Sûrement que, si vous aviez plus d’éléments sur les adversaires, vous vous vous situerez. Rares celles et ceux ne penchant pas d’un côté ou de l’autre. Rien de plus naturel qu’une inclination pour telle ou telle cause. Le choix d’un camp contre l’autre. Souvent, on est du côté des « siens » ou de celles et ceux qui nous ressemblent. Mais le plus important est de quelle manière on penche. De quelle façon on vit et pense son choix d’un camp. Avec des œillères comme certains et certaines ? Capable de penser plus loin que son émotion légitime ? Malgré la souffrance de la perte de chers proches ; encore assez d’humanité irréversible pour une empathie multiprises ? Des questions essentielles. Et l’avenir découlera des réponses. Paix ou guerre à perpétuité ?

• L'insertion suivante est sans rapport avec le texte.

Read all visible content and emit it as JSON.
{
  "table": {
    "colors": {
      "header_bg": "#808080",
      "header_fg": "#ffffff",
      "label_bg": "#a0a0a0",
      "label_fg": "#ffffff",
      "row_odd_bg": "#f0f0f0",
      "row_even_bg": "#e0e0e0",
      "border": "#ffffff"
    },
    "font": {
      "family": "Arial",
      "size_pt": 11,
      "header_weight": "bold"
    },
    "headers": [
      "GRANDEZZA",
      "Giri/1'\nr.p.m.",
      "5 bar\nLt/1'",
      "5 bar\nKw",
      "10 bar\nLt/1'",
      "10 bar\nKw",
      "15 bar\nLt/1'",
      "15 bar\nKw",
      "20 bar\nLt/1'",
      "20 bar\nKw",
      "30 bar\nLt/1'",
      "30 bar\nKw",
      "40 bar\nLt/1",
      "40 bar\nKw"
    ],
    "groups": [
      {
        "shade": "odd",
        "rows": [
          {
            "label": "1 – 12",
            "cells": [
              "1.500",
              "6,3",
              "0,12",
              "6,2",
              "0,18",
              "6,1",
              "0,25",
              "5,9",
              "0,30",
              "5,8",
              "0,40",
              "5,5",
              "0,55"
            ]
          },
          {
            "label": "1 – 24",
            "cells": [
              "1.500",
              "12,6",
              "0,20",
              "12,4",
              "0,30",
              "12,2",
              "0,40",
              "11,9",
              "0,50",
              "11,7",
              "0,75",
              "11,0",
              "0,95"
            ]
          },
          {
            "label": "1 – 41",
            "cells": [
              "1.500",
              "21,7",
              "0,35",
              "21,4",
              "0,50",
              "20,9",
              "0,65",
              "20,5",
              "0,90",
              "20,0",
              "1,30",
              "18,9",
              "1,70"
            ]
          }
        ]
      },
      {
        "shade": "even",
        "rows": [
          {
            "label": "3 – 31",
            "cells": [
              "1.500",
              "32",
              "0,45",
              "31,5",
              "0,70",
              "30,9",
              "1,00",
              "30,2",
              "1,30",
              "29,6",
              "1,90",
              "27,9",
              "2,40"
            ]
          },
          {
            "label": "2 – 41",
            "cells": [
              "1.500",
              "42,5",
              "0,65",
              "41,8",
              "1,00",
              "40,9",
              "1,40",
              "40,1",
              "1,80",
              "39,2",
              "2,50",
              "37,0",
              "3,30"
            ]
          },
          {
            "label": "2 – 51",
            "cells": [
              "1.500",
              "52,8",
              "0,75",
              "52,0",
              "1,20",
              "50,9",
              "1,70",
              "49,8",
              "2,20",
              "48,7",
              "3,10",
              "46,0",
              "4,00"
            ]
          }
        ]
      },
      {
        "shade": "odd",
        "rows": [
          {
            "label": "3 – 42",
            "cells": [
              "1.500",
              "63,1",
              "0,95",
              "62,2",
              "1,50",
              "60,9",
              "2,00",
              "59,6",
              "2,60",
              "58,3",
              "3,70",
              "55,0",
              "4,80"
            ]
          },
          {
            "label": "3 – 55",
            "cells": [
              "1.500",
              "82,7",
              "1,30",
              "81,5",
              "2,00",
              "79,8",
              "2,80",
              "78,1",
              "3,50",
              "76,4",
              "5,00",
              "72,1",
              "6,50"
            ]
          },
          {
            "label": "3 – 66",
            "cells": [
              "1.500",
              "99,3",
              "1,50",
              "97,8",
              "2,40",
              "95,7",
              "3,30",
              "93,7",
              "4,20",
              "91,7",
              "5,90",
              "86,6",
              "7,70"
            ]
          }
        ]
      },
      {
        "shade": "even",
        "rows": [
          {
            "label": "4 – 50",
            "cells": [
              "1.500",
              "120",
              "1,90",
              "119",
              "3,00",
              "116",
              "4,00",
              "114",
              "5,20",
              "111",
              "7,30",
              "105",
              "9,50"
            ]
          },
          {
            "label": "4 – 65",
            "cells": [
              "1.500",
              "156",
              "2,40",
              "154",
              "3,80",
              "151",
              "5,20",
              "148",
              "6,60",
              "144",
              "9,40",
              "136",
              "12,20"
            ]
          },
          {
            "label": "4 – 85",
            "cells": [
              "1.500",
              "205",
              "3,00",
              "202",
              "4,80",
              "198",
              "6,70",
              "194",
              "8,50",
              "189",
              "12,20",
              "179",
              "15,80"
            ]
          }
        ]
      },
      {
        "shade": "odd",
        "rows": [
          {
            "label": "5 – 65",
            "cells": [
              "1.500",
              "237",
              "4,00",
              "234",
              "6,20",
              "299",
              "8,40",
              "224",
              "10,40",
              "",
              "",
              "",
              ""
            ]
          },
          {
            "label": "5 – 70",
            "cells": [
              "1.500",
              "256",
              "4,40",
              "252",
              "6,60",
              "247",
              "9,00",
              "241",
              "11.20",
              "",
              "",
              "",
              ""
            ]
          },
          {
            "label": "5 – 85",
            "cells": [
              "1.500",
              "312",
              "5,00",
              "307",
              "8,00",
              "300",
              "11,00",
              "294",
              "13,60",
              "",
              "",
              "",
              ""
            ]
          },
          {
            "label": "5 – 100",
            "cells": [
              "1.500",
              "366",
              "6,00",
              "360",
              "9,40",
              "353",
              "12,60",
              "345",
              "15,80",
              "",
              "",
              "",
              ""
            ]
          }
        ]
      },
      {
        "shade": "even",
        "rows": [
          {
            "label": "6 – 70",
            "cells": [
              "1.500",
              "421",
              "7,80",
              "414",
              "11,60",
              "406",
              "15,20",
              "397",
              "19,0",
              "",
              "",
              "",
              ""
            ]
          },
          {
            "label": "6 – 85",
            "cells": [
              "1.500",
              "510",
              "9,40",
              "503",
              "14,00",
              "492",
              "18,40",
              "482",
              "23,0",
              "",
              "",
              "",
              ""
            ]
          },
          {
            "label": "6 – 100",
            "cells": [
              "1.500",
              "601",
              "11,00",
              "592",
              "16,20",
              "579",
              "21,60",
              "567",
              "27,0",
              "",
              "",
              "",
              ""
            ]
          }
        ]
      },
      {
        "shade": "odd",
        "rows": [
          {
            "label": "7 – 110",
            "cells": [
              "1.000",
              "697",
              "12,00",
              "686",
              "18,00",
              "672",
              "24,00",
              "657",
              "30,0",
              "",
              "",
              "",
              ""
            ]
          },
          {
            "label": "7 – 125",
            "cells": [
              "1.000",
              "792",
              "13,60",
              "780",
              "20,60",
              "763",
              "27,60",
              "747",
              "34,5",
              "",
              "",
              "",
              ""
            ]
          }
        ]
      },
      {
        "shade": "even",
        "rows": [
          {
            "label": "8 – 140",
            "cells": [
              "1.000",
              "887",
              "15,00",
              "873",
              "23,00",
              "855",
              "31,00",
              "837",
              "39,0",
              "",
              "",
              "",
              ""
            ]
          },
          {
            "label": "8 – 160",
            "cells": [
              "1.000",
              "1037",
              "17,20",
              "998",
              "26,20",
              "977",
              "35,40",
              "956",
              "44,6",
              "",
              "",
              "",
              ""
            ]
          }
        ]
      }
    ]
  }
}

Déjà trop de digressions ? Vous voulez savoir où se situe cet abominable ? Quelle région du monde ? Juste une dernière digression. Un 11 septembre, la une d’un journal du soir titrait : Nous sommes tous américains. Une réaction très forte face à une telle horreur. Avec peu après des manifestations monstres contre la guerre en Irak et pour la paix. Puis il y a eu les différents « Jesuis ». Dont celui de Charlie, Samuel Paty, et d’autres saines réactions contre l’horreur en France et partout sur la planète. La liste des horreurs perpétrées par notre espèce est longue. À mon avis, aucun drapeau n’a les mains propres. Ni aucune cause juste ou ignoble. Ni un pays, ni un être est parfait. Nous avons des exemples dans l’histoire d’hier et d’aujourd’hui. Halte au catalogage du pire de notre espèce. Trop facile de la dégommer sans cesse. Notre espèce sait aussi se montrer belle et généreuse. Concluons plutôt avec ces empathies qui honorent notre humanité restée debout. Et si on continuait pour tous les 11 septembre en cours sur la planète ?
Nous sommes tous des regards de poussière.